The IPO boom is happening alongside a flurry of special purpose acquisition company (SPAC) listings, which have raised an additional $97.6 billion thus far in CY21, the Refinitiv report suggests.
In terms of popularity, NASDAQ
remains the most sought after destination for IPOs by both proceeds and by number of deals, followed by New York, Hong Kong, London and Shanghai. Almost one in every five IPOs thus far during CY21, according to the report, has been in the technology sector, with these new listings accounting for 27 per cent of total proceeds raised this year.
“A record $33.9 billion has been raised on Nasdaq
so far during 2021, more than five times the proceeds raised during the same period last year and the highest year-to-date total since our records began in 1970. A total of 105 new listings have been recorded so far during 2021, a 300% increase in the number of listings from this time last year and a number last exceeded 21 years ago during the dot-com boom,” the Refinitiv report said.
Given the Indian government’s ambitious divestment agenda of Rs 1.75 trillion, which includes stake sale plans in the country’s largest life insurer – Life Insurance Corporation of India (LIC) – most analysts expect a blockbuster year for the Indian primary market.
"This could be another major year for equity raising through IPOs. We continue to see a substantial pipeline of transactions that are at various stages of execution.
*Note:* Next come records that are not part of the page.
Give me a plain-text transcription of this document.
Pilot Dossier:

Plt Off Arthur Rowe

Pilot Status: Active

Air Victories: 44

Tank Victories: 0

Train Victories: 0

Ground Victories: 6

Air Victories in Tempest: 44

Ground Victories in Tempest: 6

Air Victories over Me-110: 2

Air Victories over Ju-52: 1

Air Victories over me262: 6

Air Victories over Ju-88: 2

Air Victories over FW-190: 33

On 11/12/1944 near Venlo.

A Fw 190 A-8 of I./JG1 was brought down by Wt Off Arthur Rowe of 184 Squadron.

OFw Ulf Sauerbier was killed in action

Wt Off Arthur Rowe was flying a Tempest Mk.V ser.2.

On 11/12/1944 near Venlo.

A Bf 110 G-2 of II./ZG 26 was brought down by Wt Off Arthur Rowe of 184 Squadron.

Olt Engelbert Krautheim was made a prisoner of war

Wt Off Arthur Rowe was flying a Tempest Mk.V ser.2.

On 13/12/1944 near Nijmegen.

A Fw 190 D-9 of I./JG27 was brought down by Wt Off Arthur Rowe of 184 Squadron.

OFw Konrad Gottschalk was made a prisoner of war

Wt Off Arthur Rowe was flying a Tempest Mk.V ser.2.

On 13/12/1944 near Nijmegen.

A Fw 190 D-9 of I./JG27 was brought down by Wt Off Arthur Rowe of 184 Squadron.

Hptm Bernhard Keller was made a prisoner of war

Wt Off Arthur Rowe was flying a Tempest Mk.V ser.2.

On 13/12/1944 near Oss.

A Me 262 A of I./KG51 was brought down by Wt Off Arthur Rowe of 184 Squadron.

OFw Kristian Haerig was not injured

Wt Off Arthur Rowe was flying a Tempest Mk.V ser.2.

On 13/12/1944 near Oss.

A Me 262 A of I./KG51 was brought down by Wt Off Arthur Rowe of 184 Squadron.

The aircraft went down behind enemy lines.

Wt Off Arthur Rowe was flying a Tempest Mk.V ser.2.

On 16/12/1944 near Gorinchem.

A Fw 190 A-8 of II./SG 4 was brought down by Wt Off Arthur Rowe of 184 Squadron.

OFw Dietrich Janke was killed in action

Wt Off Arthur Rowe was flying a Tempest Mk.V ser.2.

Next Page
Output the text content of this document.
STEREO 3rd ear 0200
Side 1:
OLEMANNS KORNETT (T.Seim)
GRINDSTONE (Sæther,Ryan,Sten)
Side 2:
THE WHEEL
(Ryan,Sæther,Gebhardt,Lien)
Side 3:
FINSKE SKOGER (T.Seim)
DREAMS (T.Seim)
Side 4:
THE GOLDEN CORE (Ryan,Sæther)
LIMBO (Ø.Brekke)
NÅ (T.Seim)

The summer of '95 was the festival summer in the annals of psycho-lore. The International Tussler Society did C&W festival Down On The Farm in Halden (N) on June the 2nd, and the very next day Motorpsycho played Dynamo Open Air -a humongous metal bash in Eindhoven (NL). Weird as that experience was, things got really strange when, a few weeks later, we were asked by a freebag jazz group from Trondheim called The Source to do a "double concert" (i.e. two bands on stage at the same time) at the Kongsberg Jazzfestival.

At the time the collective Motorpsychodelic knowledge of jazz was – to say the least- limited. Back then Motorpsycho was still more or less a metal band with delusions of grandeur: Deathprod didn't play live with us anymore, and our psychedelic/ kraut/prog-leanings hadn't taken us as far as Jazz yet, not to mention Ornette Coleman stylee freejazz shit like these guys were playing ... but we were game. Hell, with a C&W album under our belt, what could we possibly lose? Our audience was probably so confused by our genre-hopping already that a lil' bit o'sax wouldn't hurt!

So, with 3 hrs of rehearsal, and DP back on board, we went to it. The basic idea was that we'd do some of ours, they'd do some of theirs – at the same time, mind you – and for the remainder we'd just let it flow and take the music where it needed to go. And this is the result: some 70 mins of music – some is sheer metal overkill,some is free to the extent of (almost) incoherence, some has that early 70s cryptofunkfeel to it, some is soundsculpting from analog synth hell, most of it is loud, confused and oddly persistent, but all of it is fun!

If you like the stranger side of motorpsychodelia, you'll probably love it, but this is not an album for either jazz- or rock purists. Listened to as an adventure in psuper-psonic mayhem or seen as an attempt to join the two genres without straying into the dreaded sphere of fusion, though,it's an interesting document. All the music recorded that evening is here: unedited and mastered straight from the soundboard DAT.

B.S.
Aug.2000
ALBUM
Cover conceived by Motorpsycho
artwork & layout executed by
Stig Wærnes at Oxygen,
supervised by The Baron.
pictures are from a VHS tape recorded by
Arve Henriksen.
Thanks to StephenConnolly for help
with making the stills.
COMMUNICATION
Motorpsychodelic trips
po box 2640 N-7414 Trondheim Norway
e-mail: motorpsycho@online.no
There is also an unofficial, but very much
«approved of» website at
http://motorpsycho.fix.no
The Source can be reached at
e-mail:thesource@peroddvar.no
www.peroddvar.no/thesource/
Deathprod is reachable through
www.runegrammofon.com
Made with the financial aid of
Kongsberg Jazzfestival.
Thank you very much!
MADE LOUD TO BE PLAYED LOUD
As India’s economic growth accelerates, we shall witness a large number of high quality promoters tapping the capital markets," says R Venkataraman, chairman, IIFL Securities.
However, the uncertain market conditions can push the bulk of the IPO / primary market activity to the second half of this fiscal, including part offloading of stake by the government in select enterprises, analysts say.
“Promoters and retail investors are likely to remain in a wait-and-watch mode till the Covid infection rate comes down and the stock markets
stabilise. This can push the IPO activity to the latter part of the year. Besides attractive pricing, a stable market is necessary for the IPOs to succeed,” explains G Chokkalingam, founder and chief investment officer at Equinomics Research.